Mesmo sem esses efeitos não recorrentes, destacou a BR, o resultado líquido trimestral “foi substancialmente maior que seu equivalente no quarto trimestre de 2019”.
O lucro antes de juros, impostos, depreciação e amortização (Ebitda) ajustado somou 1,6 bilhão de reais no último trimestre de 2020, alta de 70,6% na comparação anual, enquanto a receita líquida subiu 0,6%, a 24,3 bilhões de reais.
O volume de vendas, por sua vez, avançou 3,5% no período, para 10,278 bilhões de litros, em função do aumento das vendas no ciclo otto (+7,1%), diesel (+5,7%) e óleo combustível (+76,1%), que compensaram a queda no volume de vendas de querosene de aviação.
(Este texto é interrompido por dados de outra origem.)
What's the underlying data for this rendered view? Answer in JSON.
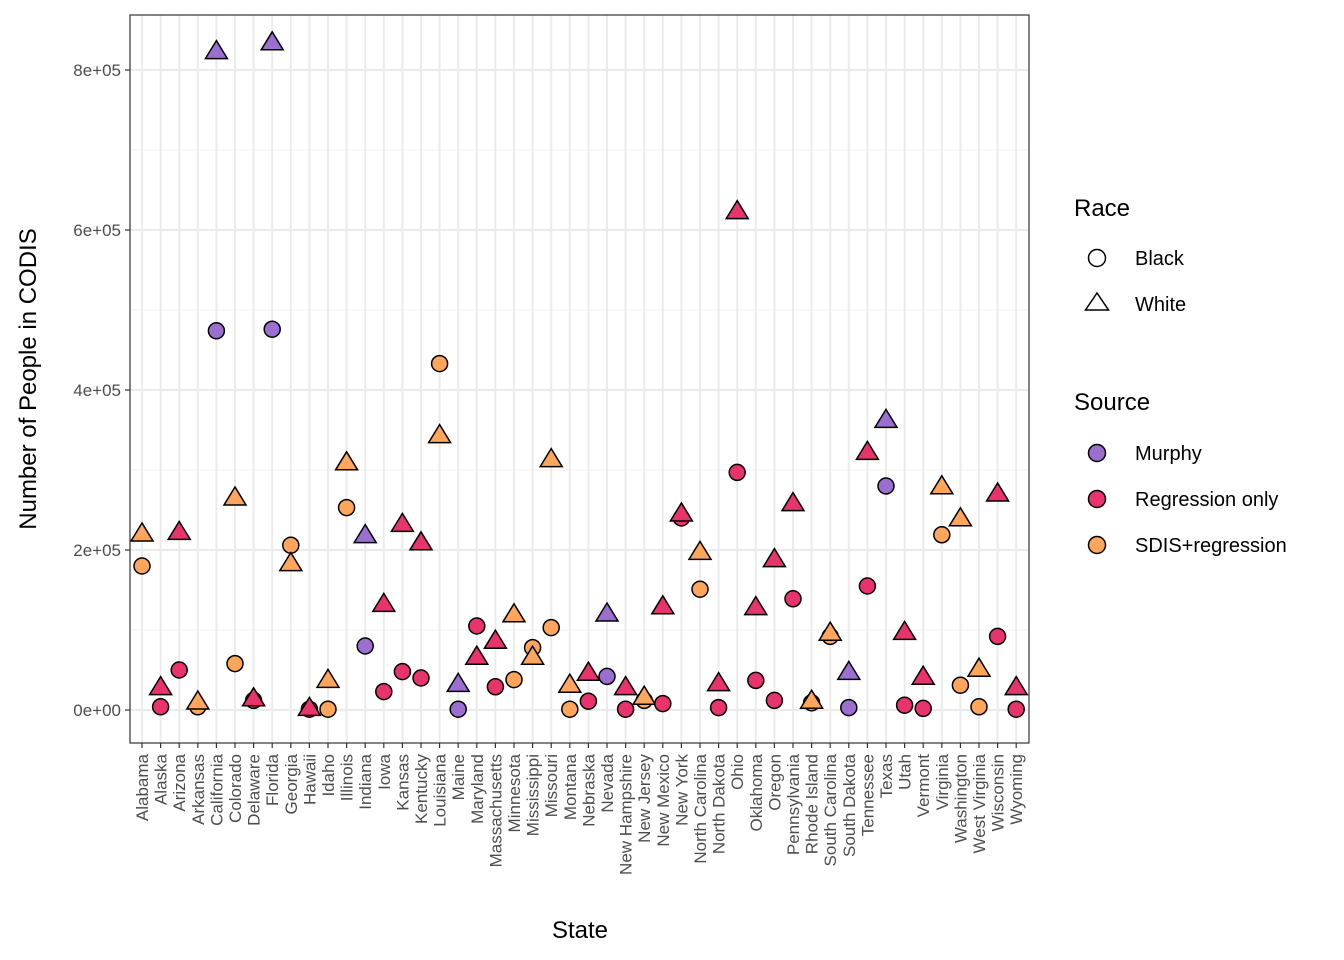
{
  "chart_data": {
    "type": "scatter",
    "xlabel": "State",
    "ylabel": "Number of People in CODIS",
    "ylim": [
      -40000,
      870000
    ],
    "yticks": [
      0,
      200000,
      400000,
      600000,
      800000
    ],
    "ytick_labels": [
      "0e+00",
      "2e+05",
      "4e+05",
      "6e+05",
      "8e+05"
    ],
    "grid": true,
    "legend_placement": "right",
    "categories": [
      "Alabama",
      "Alaska",
      "Arizona",
      "Arkansas",
      "California",
      "Colorado",
      "Delaware",
      "Florida",
      "Georgia",
      "Hawaii",
      "Idaho",
      "Illinois",
      "Indiana",
      "Iowa",
      "Kansas",
      "Kentucky",
      "Louisiana",
      "Maine",
      "Maryland",
      "Massachusetts",
      "Minnesota",
      "Mississippi",
      "Missouri",
      "Montana",
      "Nebraska",
      "Nevada",
      "New Hampshire",
      "New Jersey",
      "New Mexico",
      "New York",
      "North Carolina",
      "North Dakota",
      "Ohio",
      "Oklahoma",
      "Oregon",
      "Pennsylvania",
      "Rhode Island",
      "South Carolina",
      "South Dakota",
      "Tennessee",
      "Texas",
      "Utah",
      "Vermont",
      "Virginia",
      "Washington",
      "West Virginia",
      "Wisconsin",
      "Wyoming"
    ],
    "legend": {
      "race": {
        "title": "Race",
        "entries": [
          {
            "label": "Black",
            "shape": "circle"
          },
          {
            "label": "White",
            "shape": "triangle"
          }
        ]
      },
      "source": {
        "title": "Source",
        "entries": [
          {
            "label": "Murphy",
            "color": "#9b6fd0"
          },
          {
            "label": "Regression only",
            "color": "#e8336d"
          },
          {
            "label": "SDIS+regression",
            "color": "#ffa65c"
          }
        ]
      }
    },
    "points": [
      {
        "state": "Alabama",
        "race": "Black",
        "source": "SDIS+regression",
        "value": 180000
      },
      {
        "state": "Alabama",
        "race": "White",
        "source": "SDIS+regression",
        "value": 220000
      },
      {
        "state": "Alaska",
        "race": "Black",
        "source": "Regression only",
        "value": 4000
      },
      {
        "state": "Alaska",
        "race": "White",
        "source": "Regression only",
        "value": 28000
      },
      {
        "state": "Arizona",
        "race": "Black",
        "source": "Regression only",
        "value": 50000
      },
      {
        "state": "Arizona",
        "race": "White",
        "source": "Regression only",
        "value": 222000
      },
      {
        "state": "Arkansas",
        "race": "Black",
        "source": "SDIS+regression",
        "value": 4000
      },
      {
        "state": "Arkansas",
        "race": "White",
        "source": "SDIS+regression",
        "value": 10000
      },
      {
        "state": "California",
        "race": "Black",
        "source": "Murphy",
        "value": 474000
      },
      {
        "state": "California",
        "race": "White",
        "source": "Murphy",
        "value": 823000
      },
      {
        "state": "Colorado",
        "race": "Black",
        "source": "SDIS+regression",
        "value": 58000
      },
      {
        "state": "Colorado",
        "race": "White",
        "source": "SDIS+regression",
        "value": 265000
      },
      {
        "state": "Delaware",
        "race": "Black",
        "source": "Regression only",
        "value": 12000
      },
      {
        "state": "Delaware",
        "race": "White",
        "source": "Regression only",
        "value": 14000
      },
      {
        "state": "Florida",
        "race": "Black",
        "source": "Murphy",
        "value": 476000
      },
      {
        "state": "Florida",
        "race": "White",
        "source": "Murphy",
        "value": 834000
      },
      {
        "state": "Georgia",
        "race": "Black",
        "source": "SDIS+regression",
        "value": 206000
      },
      {
        "state": "Georgia",
        "race": "White",
        "source": "SDIS+regression",
        "value": 183000
      },
      {
        "state": "Hawaii",
        "race": "Black",
        "source": "Regression only",
        "value": 1000
      },
      {
        "state": "Hawaii",
        "race": "White",
        "source": "Regression only",
        "value": 2000
      },
      {
        "state": "Idaho",
        "race": "Black",
        "source": "SDIS+regression",
        "value": 1000
      },
      {
        "state": "Idaho",
        "race": "White",
        "source": "SDIS+regression",
        "value": 37000
      },
      {
        "state": "Illinois",
        "race": "Black",
        "source": "SDIS+regression",
        "value": 253000
      },
      {
        "state": "Illinois",
        "race": "White",
        "source": "SDIS+regression",
        "value": 309000
      },
      {
        "state": "Indiana",
        "race": "Black",
        "source": "Murphy",
        "value": 80000
      },
      {
        "state": "Indiana",
        "race": "White",
        "source": "Murphy",
        "value": 218000
      },
      {
        "state": "Iowa",
        "race": "Black",
        "source": "Regression only",
        "value": 23000
      },
      {
        "state": "Iowa",
        "race": "White",
        "source": "Regression only",
        "value": 132000
      },
      {
        "state": "Kansas",
        "race": "Black",
        "source": "Regression only",
        "value": 48000
      },
      {
        "state": "Kansas",
        "race": "White",
        "source": "Regression only",
        "value": 232000
      },
      {
        "state": "Kentucky",
        "race": "Black",
        "source": "Regression only",
        "value": 40000
      },
      {
        "state": "Kentucky",
        "race": "White",
        "source": "Regression only",
        "value": 209000
      },
      {
        "state": "Louisiana",
        "race": "Black",
        "source": "SDIS+regression",
        "value": 433000
      },
      {
        "state": "Louisiana",
        "race": "White",
        "source": "SDIS+regression",
        "value": 343000
      },
      {
        "state": "Maine",
        "race": "Black",
        "source": "Murphy",
        "value": 1000
      },
      {
        "state": "Maine",
        "race": "White",
        "source": "Murphy",
        "value": 32000
      },
      {
        "state": "Maryland",
        "race": "Black",
        "source": "Regression only",
        "value": 105000
      },
      {
        "state": "Maryland",
        "race": "White",
        "source": "Regression only",
        "value": 66000
      },
      {
        "state": "Massachusetts",
        "race": "Black",
        "source": "Regression only",
        "value": 29000
      },
      {
        "state": "Massachusetts",
        "race": "White",
        "source": "Regression only",
        "value": 86000
      },
      {
        "state": "Minnesota",
        "race": "Black",
        "source": "SDIS+regression",
        "value": 38000
      },
      {
        "state": "Minnesota",
        "race": "White",
        "source": "SDIS+regression",
        "value": 119000
      },
      {
        "state": "Mississippi",
        "race": "Black",
        "source": "SDIS+regression",
        "value": 78000
      },
      {
        "state": "Mississippi",
        "race": "White",
        "source": "SDIS+regression",
        "value": 66000
      },
      {
        "state": "Missouri",
        "race": "Black",
        "source": "SDIS+regression",
        "value": 103000
      },
      {
        "state": "Missouri",
        "race": "White",
        "source": "SDIS+regression",
        "value": 313000
      },
      {
        "state": "Montana",
        "race": "Black",
        "source": "SDIS+regression",
        "value": 1000
      },
      {
        "state": "Montana",
        "race": "White",
        "source": "SDIS+regression",
        "value": 31000
      },
      {
        "state": "Nebraska",
        "race": "Black",
        "source": "Regression only",
        "value": 11000
      },
      {
        "state": "Nebraska",
        "race": "White",
        "source": "Regression only",
        "value": 46000
      },
      {
        "state": "Nevada",
        "race": "Black",
        "source": "Murphy",
        "value": 42000
      },
      {
        "state": "Nevada",
        "race": "White",
        "source": "Murphy",
        "value": 120000
      },
      {
        "state": "New Hampshire",
        "race": "Black",
        "source": "Regression only",
        "value": 1000
      },
      {
        "state": "New Hampshire",
        "race": "White",
        "source": "Regression only",
        "value": 28000
      },
      {
        "state": "New Jersey",
        "race": "Black",
        "source": "SDIS+regression",
        "value": 12000
      },
      {
        "state": "New Jersey",
        "race": "White",
        "source": "SDIS+regression",
        "value": 16000
      },
      {
        "state": "New Mexico",
        "race": "Black",
        "source": "Regression only",
        "value": 8000
      },
      {
        "state": "New Mexico",
        "race": "White",
        "source": "Regression only",
        "value": 129000
      },
      {
        "state": "New York",
        "race": "Black",
        "source": "Regression only",
        "value": 240000
      },
      {
        "state": "New York",
        "race": "White",
        "source": "Regression only",
        "value": 245000
      },
      {
        "state": "North Carolina",
        "race": "Black",
        "source": "SDIS+regression",
        "value": 151000
      },
      {
        "state": "North Carolina",
        "race": "White",
        "source": "SDIS+regression",
        "value": 197000
      },
      {
        "state": "North Dakota",
        "race": "Black",
        "source": "Regression only",
        "value": 3000
      },
      {
        "state": "North Dakota",
        "race": "White",
        "source": "Regression only",
        "value": 33000
      },
      {
        "state": "Ohio",
        "race": "Black",
        "source": "Regression only",
        "value": 297000
      },
      {
        "state": "Ohio",
        "race": "White",
        "source": "Regression only",
        "value": 623000
      },
      {
        "state": "Oklahoma",
        "race": "Black",
        "source": "Regression only",
        "value": 37000
      },
      {
        "state": "Oklahoma",
        "race": "White",
        "source": "Regression only",
        "value": 128000
      },
      {
        "state": "Oregon",
        "race": "Black",
        "source": "Regression only",
        "value": 12000
      },
      {
        "state": "Oregon",
        "race": "White",
        "source": "Regression only",
        "value": 188000
      },
      {
        "state": "Pennsylvania",
        "race": "Black",
        "source": "Regression only",
        "value": 139000
      },
      {
        "state": "Pennsylvania",
        "race": "White",
        "source": "Regression only",
        "value": 258000
      },
      {
        "state": "Rhode Island",
        "race": "Black",
        "source": "SDIS+regression",
        "value": 9000
      },
      {
        "state": "Rhode Island",
        "race": "White",
        "source": "SDIS+regression",
        "value": 11000
      },
      {
        "state": "South Carolina",
        "race": "Black",
        "source": "SDIS+regression",
        "value": 92000
      },
      {
        "state": "South Carolina",
        "race": "White",
        "source": "SDIS+regression",
        "value": 96000
      },
      {
        "state": "South Dakota",
        "race": "Black",
        "source": "Murphy",
        "value": 3000
      },
      {
        "state": "South Dakota",
        "race": "White",
        "source": "Murphy",
        "value": 47000
      },
      {
        "state": "Tennessee",
        "race": "Black",
        "source": "Regression only",
        "value": 155000
      },
      {
        "state": "Tennessee",
        "race": "White",
        "source": "Regression only",
        "value": 322000
      },
      {
        "state": "Texas",
        "race": "Black",
        "source": "Murphy",
        "value": 280000
      },
      {
        "state": "Texas",
        "race": "White",
        "source": "Murphy",
        "value": 362000
      },
      {
        "state": "Utah",
        "race": "Black",
        "source": "Regression only",
        "value": 6000
      },
      {
        "state": "Utah",
        "race": "White",
        "source": "Regression only",
        "value": 97000
      },
      {
        "state": "Vermont",
        "race": "Black",
        "source": "Regression only",
        "value": 2000
      },
      {
        "state": "Vermont",
        "race": "White",
        "source": "Regression only",
        "value": 41000
      },
      {
        "state": "Virginia",
        "race": "Black",
        "source": "SDIS+regression",
        "value": 219000
      },
      {
        "state": "Virginia",
        "race": "White",
        "source": "SDIS+regression",
        "value": 279000
      },
      {
        "state": "Washington",
        "race": "Black",
        "source": "SDIS+regression",
        "value": 31000
      },
      {
        "state": "Washington",
        "race": "White",
        "source": "SDIS+regression",
        "value": 239000
      },
      {
        "state": "West Virginia",
        "race": "Black",
        "source": "SDIS+regression",
        "value": 4000
      },
      {
        "state": "West Virginia",
        "race": "White",
        "source": "SDIS+regression",
        "value": 51000
      },
      {
        "state": "Wisconsin",
        "race": "Black",
        "source": "Regression only",
        "value": 92000
      },
      {
        "state": "Wisconsin",
        "race": "White",
        "source": "Regression only",
        "value": 270000
      },
      {
        "state": "Wyoming",
        "race": "Black",
        "source": "Regression only",
        "value": 1000
      },
      {
        "state": "Wyoming",
        "race": "White",
        "source": "Regression only",
        "value": 28000
      }
    ]
  }
}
“Este foi o primeiro trimestre em que os volumes consolidados voltaram a apresentar crescimento em relação ao seu equivalente pré-pandemia”, disse a distribuidora em comunicado.
Em termos anuais, a BR Distribuidora teve lucro líquido de 3,9 bilhões de reais em 2020, alta de 76,6%, enquanto o Ebitda ajustado totalizou 3,811 bilhões de reais, avanço de 21,7%.
O volume de vendas ao longo do ano passado, afetado pela pandemia de Covid-19, recuou 8,5% frente ao registrado em 2019, somando 36,75 bilhões de litros.
“O ano de 2020 foi o primeiro ano completo desde a privatização da BR e, mesmo com todos os desafios impostos pela pandemia, conseguimos avançar rapidamente em nossa agenda de transformação”, disse a empresa, que pretende se tornar “cada vez mais relevante nas áreas de energia, mobilidade e conveniência”.
A BR Distribuidora fechou 2020 com dívida líquida de 4,7 bilhões de reais, alta de 6,3% no ano a ano, embora o indicador dívida líquida/Ebitda ajustado tenha recuado de 1,4 vez ao final de 2019 para 1,2 vez no último trimestre do ano passado.